Augmenter l’impôt sans décourager les investisseurs

La plus importante campagne de recouvrement fiscal a rempli les caisses de l’État, mais a tendu les relations entre l’administration et les entreprises.

Publié le 15 juillet 2008 Lecture : 2 minutes.

En moins de deux mois, ce sont 12,5 milliards de F CFA d’arriérés et d’impayés qui ont été collectés par le fisc camerounais auprès des opérateurs économiques. Soit 500 millions de plus que ce qui était espéré par la Direction générale des impôts lorsqu’elle a lancé, en mai, la plus importante campagne de recouvrement de ce type depuis les dix dernières années. En tout, une vingtaine de contrôleurs et d’inspecteurs sont descendus dans la capitale économique, Douala, où se situent 70 % des entreprises qui étaient visées. Il s’agissait pour la plupart de petites et moyennes entreprises (PME). La mission consistait à tenter d’obtenir des règlements non apurés ou des créances affectées au contentieux. « La plupart ont accepté de payer directement, et quelques autres ont souhaité obtenir des échéances de paiement », raconte, sous le couvert de l’anonymat, l’un des inspecteurs affectés sur le terrain.
Un vrai motif de satisfaction pour l’administration centrale dans sa volonté de fiscaliser l’économie alors que les recettes de l’État (hors dons) n’ont représenté, en 2007, que 17,7 % du produit intérieur brut (PIB), contre une moyenne dépassant les 29 % en zone Cemac (Communauté économique et monétaire de l’Afrique centrale). Cet argent arrive à point nommé et traduit une volonté clairement affichée par les autorités. Explication : au total, le coût des décisions prises en mars dernier contre la vie chère – hausse des salaires des fonctionnaires, suspension des droits de douane et stabilisation des prix des carburants – est estimé à 150 milliards en 2008. Pour cette année, la loi de finances avait été calculée sur la base d’un baril à 65 dollars. « Le surplus des recettes pourrait atteindre 200 milliards, un montant largement suffisant pour couvrir ces dépenses additionnelles », estime la mission économique française de Yaoundé. Mais à l’avenir et de façon structurelle, le Fonds monétaire international (FMI) insiste sur la nécessité de dégager des ressources budgétaires non pétrolières (voir encadré), qui à ce jour dépassent péniblement les 12 % du PIB.
Cette nouvelle discipline n’est pas pour autant de nature à améliorer les relations déjà tendues entre le fisc et les opérateurs économiques. En pointe, le Groupement interpatronal du Cameroun (Gicam) dénonce un niveau de fiscalité « dissuasif ». Plus discrètement et en « off », beaucoup d’entrepreneurs s’estiment victimes de « racket ». Plus courageux, Robert Nkouamou, patron d’une imprimerie employant une quinzaine de salariés à Yaoundé et qui présente un chiffre d’affaires de 50 millions de F CFA, dénonce ouvertement « un harcèlement, une pression et des arnaques » qui donnent le sentiment au chef d’entreprise que « l’État est là pour [le] saigner jusqu’à ce qu[‘il] soi[t] mort ». Des propos sans doute excessifs, mais qui confirment le malaise.

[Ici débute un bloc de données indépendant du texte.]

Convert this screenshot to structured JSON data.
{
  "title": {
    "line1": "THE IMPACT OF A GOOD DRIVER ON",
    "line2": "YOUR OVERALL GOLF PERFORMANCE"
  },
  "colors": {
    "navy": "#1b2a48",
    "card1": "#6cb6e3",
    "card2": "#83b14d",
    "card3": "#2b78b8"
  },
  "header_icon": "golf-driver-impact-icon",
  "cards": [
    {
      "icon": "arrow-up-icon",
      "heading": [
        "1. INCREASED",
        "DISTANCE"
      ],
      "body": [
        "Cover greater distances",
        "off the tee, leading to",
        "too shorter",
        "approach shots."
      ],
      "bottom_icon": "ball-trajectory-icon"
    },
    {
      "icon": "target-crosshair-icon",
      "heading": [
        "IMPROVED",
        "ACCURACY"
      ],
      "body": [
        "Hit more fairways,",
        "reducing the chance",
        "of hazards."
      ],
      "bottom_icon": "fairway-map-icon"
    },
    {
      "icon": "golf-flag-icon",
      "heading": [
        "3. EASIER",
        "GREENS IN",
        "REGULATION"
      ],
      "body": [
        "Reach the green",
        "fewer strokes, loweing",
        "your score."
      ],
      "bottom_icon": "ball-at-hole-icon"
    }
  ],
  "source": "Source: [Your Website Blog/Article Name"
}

Personne ne doit échapper au fisc
En contre-pied, la Direction générale des impôts cherche donc à présent l’apaisement et souhaite rendre les Camerounais moins « rétifs à payer volontairement leurs impôts ». Il est notamment question d’en finir avec les sempiternelles « négociations de dessous-de-table » et de contourner les défaillances d’un régime fiscal de type déclaratif. Il est également prévu de renforcer les droits du contribuable. Une démarche dont Martin Abega, secrétaire général du Gicam, se réjouit, tout en demandant à l’État de s’engager sur l’essentiel : l’élargissement de l’assiette fiscale. « Il est anormal, dit-il, que certains paient et que d’autres échappent totalement au fisc. » La réforme fiscale engagée ne fait que commencer.